Ricordo- racconta Carta- che quando chiedevamo ai ragazzi palestinesi reclusi nelle carceri israeliane di parlarci della loro esperienza, cogliendone anche gli aspetti positivi, le prime reazioni erano rabbia e sconcerto. Si presentavano come potenziali etichettandi traumatizzati. E quando una persona e’ vittima, la cosa peggiore che puo’ accadere e’ che si identifichi nel ruolo di vittima, costellando un persecutore e un salvatore. Diventa cosi’ un soggetto passivo, dipendente e rabbioso con il perenne bisogno di essere salvato. È un terribile circuito, ma invitandoli ad una riflessione piu’ profonda alcuni di loro riuscirono ad arrivare a delle risposte diverse. Uno ragazzo racconto’ di essere diventato un punto di riferimento per la sua comunita’, proprio perche’ era stato toccato da un’esperienza limite. Dico questo- chiosa l’analista- perche’ se si cerca un Ptsd si trova solo un Ptsd, si patologizza la persona e si perdono di vista i possibili aspetti di resilienza e trascendenza che la stessa esperienza puo’ portare con se’’. Il culturalmente altro pone tante sfide: ’Le seconde generazioni di figli di migranti- prosegue il professore- che portano con se’ tutto il passaggio transgenerazionale delle identificazioni e del vivere tra mondi diversi.
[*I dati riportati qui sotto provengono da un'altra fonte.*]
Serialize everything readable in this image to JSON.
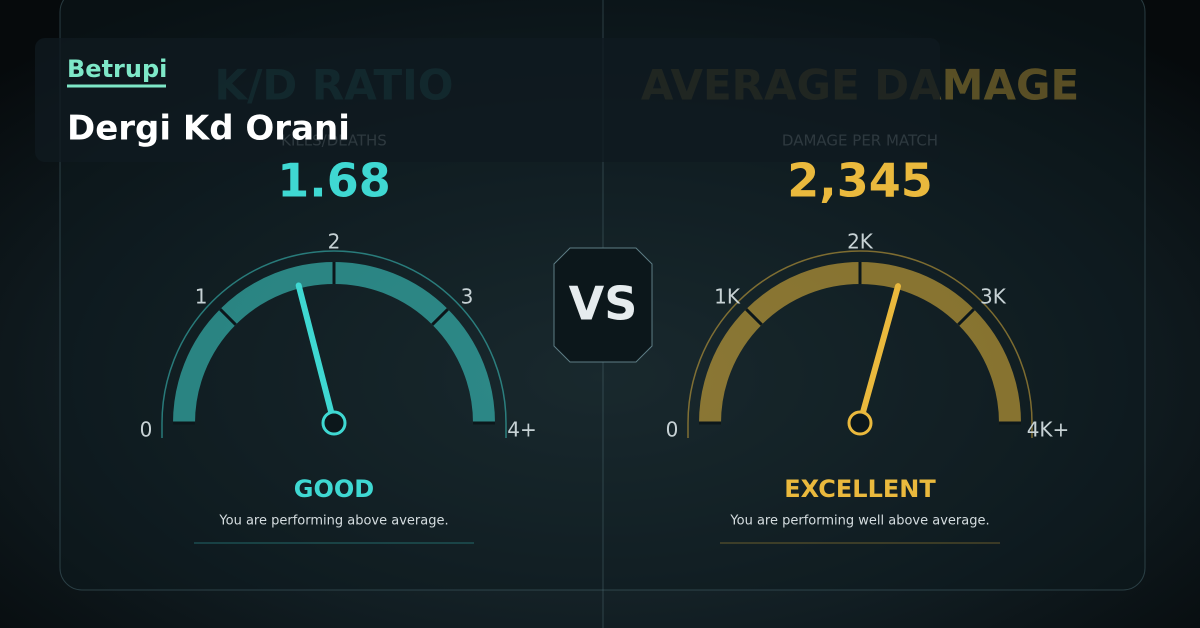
{
  "brand": "Betrupi",
  "title": "Dergi Kd Orani",
  "vs": "VS",
  "gauges": [
    {
      "heading": "K/D RATIO",
      "subheading": "KILLS/DEATHS",
      "value": 1.68,
      "color": "#3fd8d2",
      "ticks": [
        0,
        1,
        2,
        3,
        {
          "value": 4,
          "label": "4+"
        }
      ],
      "rating": "GOOD",
      "description": "You are performing above average."
    },
    {
      "heading": "AVERAGE DAMAGE",
      "subheading": "DAMAGE PER MATCH",
      "value": 2345,
      "value_label": "2,345",
      "color": "#eab93d",
      "ticks": [
        0,
        {
          "value": 1000,
          "label": "1K"
        },
        {
          "value": 2000,
          "label": "2K"
        },
        {
          "value": 3000,
          "label": "3K"
        },
        {
          "value": 4000,
          "label": "4K+"
        }
      ],
      "rating": "EXCELLENT",
      "description": "You are performing well above average."
    }
  ]
}
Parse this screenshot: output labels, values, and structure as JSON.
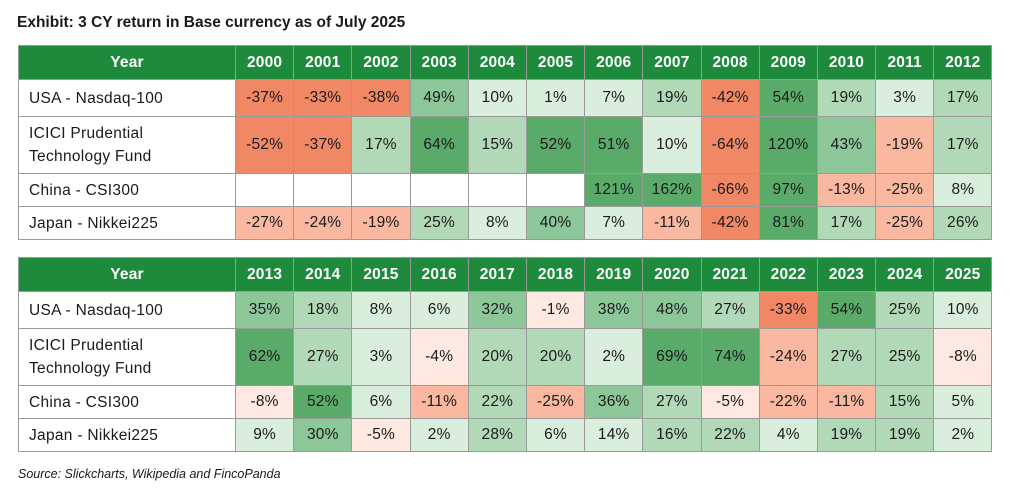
{
  "title": "Exhibit: 3 CY return in Base currency as of July 2025",
  "source": "Source: Slickcharts, Wikipedia and FincoPanda",
  "colors": {
    "header_bg": "#1e8a3c",
    "neg_scale": [
      "#fde8e2",
      "#f9b89f",
      "#f08866"
    ],
    "pos_scale": [
      "#d9eedd",
      "#b2d9b7",
      "#8dc699",
      "#5aab6a"
    ]
  },
  "tables": [
    {
      "header_label": "Year",
      "years": [
        "2000",
        "2001",
        "2002",
        "2003",
        "2004",
        "2005",
        "2006",
        "2007",
        "2008",
        "2009",
        "2010",
        "2011",
        "2012"
      ],
      "rows": [
        {
          "name": "USA - Nasdaq-100",
          "values": [
            "-37%",
            "-33%",
            "-38%",
            "49%",
            "10%",
            "1%",
            "7%",
            "19%",
            "-42%",
            "54%",
            "19%",
            "3%",
            "17%"
          ]
        },
        {
          "name": "ICICI Prudential Technology Fund",
          "values": [
            "-52%",
            "-37%",
            "17%",
            "64%",
            "15%",
            "52%",
            "51%",
            "10%",
            "-64%",
            "120%",
            "43%",
            "-19%",
            "17%"
          ]
        },
        {
          "name": "China - CSI300",
          "values": [
            "",
            "",
            "",
            "",
            "",
            "",
            "121%",
            "162%",
            "-66%",
            "97%",
            "-13%",
            "-25%",
            "8%"
          ]
        },
        {
          "name": "Japan - Nikkei225",
          "values": [
            "-27%",
            "-24%",
            "-19%",
            "25%",
            "8%",
            "40%",
            "7%",
            "-11%",
            "-42%",
            "81%",
            "17%",
            "-25%",
            "26%"
          ]
        }
      ]
    },
    {
      "header_label": "Year",
      "years": [
        "2013",
        "2014",
        "2015",
        "2016",
        "2017",
        "2018",
        "2019",
        "2020",
        "2021",
        "2022",
        "2023",
        "2024",
        "2025"
      ],
      "rows": [
        {
          "name": "USA - Nasdaq-100",
          "values": [
            "35%",
            "18%",
            "8%",
            "6%",
            "32%",
            "-1%",
            "38%",
            "48%",
            "27%",
            "-33%",
            "54%",
            "25%",
            "10%"
          ]
        },
        {
          "name": "ICICI Prudential Technology Fund",
          "values": [
            "62%",
            "27%",
            "3%",
            "-4%",
            "20%",
            "20%",
            "2%",
            "69%",
            "74%",
            "-24%",
            "27%",
            "25%",
            "-8%"
          ]
        },
        {
          "name": "China - CSI300",
          "values": [
            "-8%",
            "52%",
            "6%",
            "-11%",
            "22%",
            "-25%",
            "36%",
            "27%",
            "-5%",
            "-22%",
            "-11%",
            "15%",
            "5%"
          ]
        },
        {
          "name": "Japan - Nikkei225",
          "values": [
            "9%",
            "30%",
            "-5%",
            "2%",
            "28%",
            "6%",
            "14%",
            "16%",
            "22%",
            "4%",
            "19%",
            "19%",
            "2%"
          ]
        }
      ]
    }
  ]
}
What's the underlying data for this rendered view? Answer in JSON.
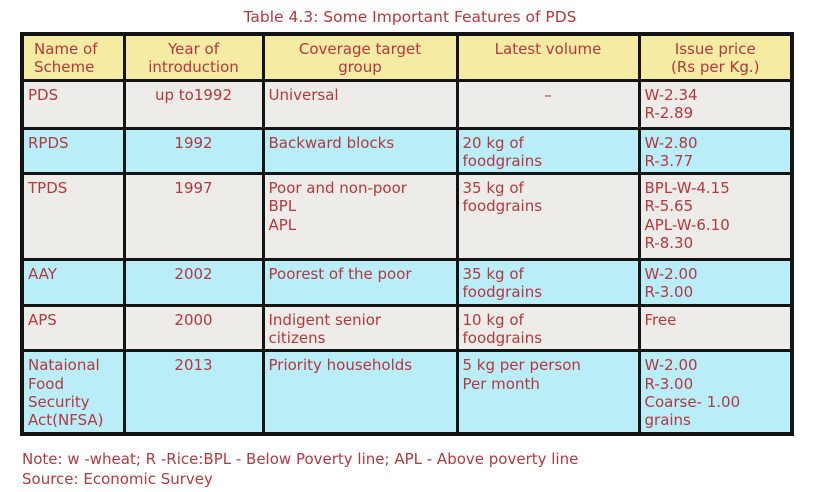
{
  "title": "Table 4.3: Some Important Features of PDS",
  "colors": {
    "header_bg": "#f5eba3",
    "row_gray_bg": "#eeece8",
    "row_cyan_bg": "#b9edf7",
    "text_red": "#b5383f",
    "border": "#141414",
    "page_bg": "#ffffff"
  },
  "table": {
    "headers": {
      "scheme": "Name of\nScheme",
      "year": "Year of\nintroduction",
      "coverage": "Coverage target\ngroup",
      "volume": "Latest volume",
      "price": "Issue price\n(Rs per Kg.)"
    },
    "rows": [
      {
        "scheme": "PDS",
        "year": "up to1992",
        "coverage": "Universal",
        "volume": "–",
        "price": "W-2.34\nR-2.89"
      },
      {
        "scheme": "RPDS",
        "year": "1992",
        "coverage": "Backward blocks",
        "volume": "20 kg of\nfoodgrains",
        "price": "W-2.80\nR-3.77"
      },
      {
        "scheme": "TPDS",
        "year": "1997",
        "coverage": "Poor and non-poor\nBPL\nAPL",
        "volume": "35 kg of\nfoodgrains",
        "price": "BPL-W-4.15\nR-5.65\nAPL-W-6.10\nR-8.30"
      },
      {
        "scheme": "AAY",
        "year": "2002",
        "coverage": "Poorest of the poor",
        "volume": "35 kg of\nfoodgrains",
        "price": "W-2.00\nR-3.00"
      },
      {
        "scheme": "APS",
        "year": "2000",
        "coverage": "Indigent senior\ncitizens",
        "volume": "10 kg of\nfoodgrains",
        "price": "Free"
      },
      {
        "scheme": "Nataional\nFood\nSecurity\nAct(NFSA)",
        "year": "2013",
        "coverage": "Priority households",
        "volume": "5 kg per person\nPer month",
        "price": "W-2.00\nR-3.00\nCoarse- 1.00\ngrains"
      }
    ]
  },
  "note": "Note: w -wheat; R -Rice:BPL - Below Poverty line; APL - Above poverty line",
  "source": "Source: Economic Survey"
}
O, per esempio, anche i vissuti dei figli dei nostri terremotati, sradicati da un luogo e in attesa di una ricostruzione infinita delle loro abitazioni. Infine, restano ai margini le classi disagiate, che abitano luoghi fisici e sociali disagiati’. Occorre un ripensamento: ’Grazie al progetto Percorsi Migranti ci siamo rimessi in formazione per essere, per quanto e’ possibile, pronti ad aiutare psico-socialmente i migranti. Li incontriamo nelle nostre associazioni di riferimento e negli studi professionali, in forma consulenziale e mai assistenzialistica. I primi che intercettano la ’domanda’ sono le istituzioni religiose e i servizi pubblici, al momento stiamo stabilendo una proposta di collaborazione con gli operatori sociosanitari di una grande Asl romana. C’e’ da organizzare una nuova mentalita’; in Italia abbiamo la legge psichiatrica piu’ bella del mondo, la legge Basaglia, che va bene come impostazione di fondo, perche’ consente di depatologizzare la malattia mentale e riportare il cosiddetto malato nel suo tessuto socioculturale. In fondo- conclude Carta- stiamo pensando, parlando e agendo anche da questa ispirazione culturale; stiamo parlando di questo’.